Alaska Pushes on Virgin America's Ownership Question

Last Updated Sep 2, 2009 10:33 AM EDT

A couple weeks ago, Alaska Airlines decided to continue its full court press to have Virgin America declared foreign-owned. As we know, if that happens, Virgin America won't be allowed to fly and that's precisely what Alaska is hoping. Their latest attack, however, caught me by surprise, primarily because they've cited me in their filing.

I have to assume that the bottom line here is that Alaska wants Virgin America off its turf. So they're really pushing on this ownership issue. They're calling this most recent filing a renewal of their request to investigate Virgin America's ownership structure.

Alaska says that Virgin America hasn't disputed the sale of shares by its original investors, but that is probably still up for debate. In a recent interview with Dan Webb for his blog Things in the Sky, Virgin America chief David Cush said,

We still have the current investors that we've always had. The investors that we had at launch are still the current investors.
That can be taken several ways.
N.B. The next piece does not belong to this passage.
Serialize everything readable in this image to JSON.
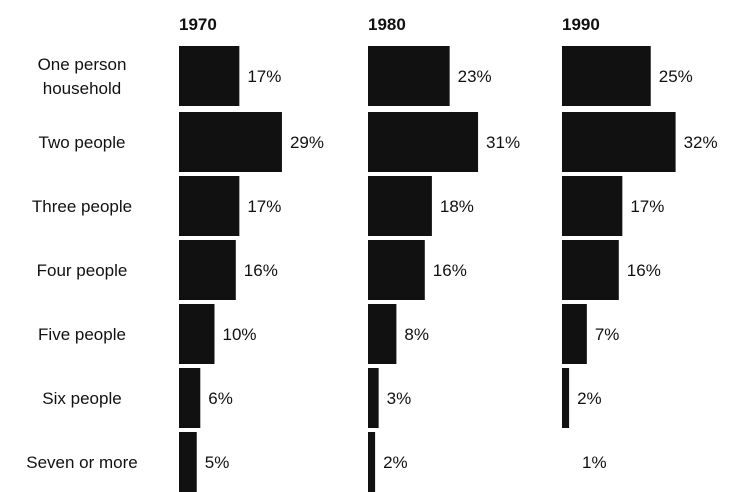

It could mean that they still are invested in the airline with cash, or it could mean that they still hold voting rights but they got their cash back. That's hard to say, but it does cast doubt on the previous report that new investors had been found.

It was that report that I cited in a July 10 post here on BNET regarding Virgin America's ownership. But there I was on page 6 of the filing (pdf), being cited as one source suggesting that "it is reasonable to assume that Virgin Group will offer a 'put-centric, risk-free' plus plus structure, thus further straining the statute's US citizen ownership requiements."

I still think that's right, but that is, of course, assuming that they have new investors. This is something that David Cush is denying. My head hurts.

This whole thing is just silly. I know it's the law, and I certainly believe in following the rules out there, but there hardly seems to be concrete proof of foreign ownership. Virgin America's recent results were relatively decent, so that will only stoke the fire more. I suppose it makes sense for Alaska to try any (legal and ethical) avenue possible to improve its bottom line, but the DOT needs to stop dragging its feet and just make a ruling here so we can all move on.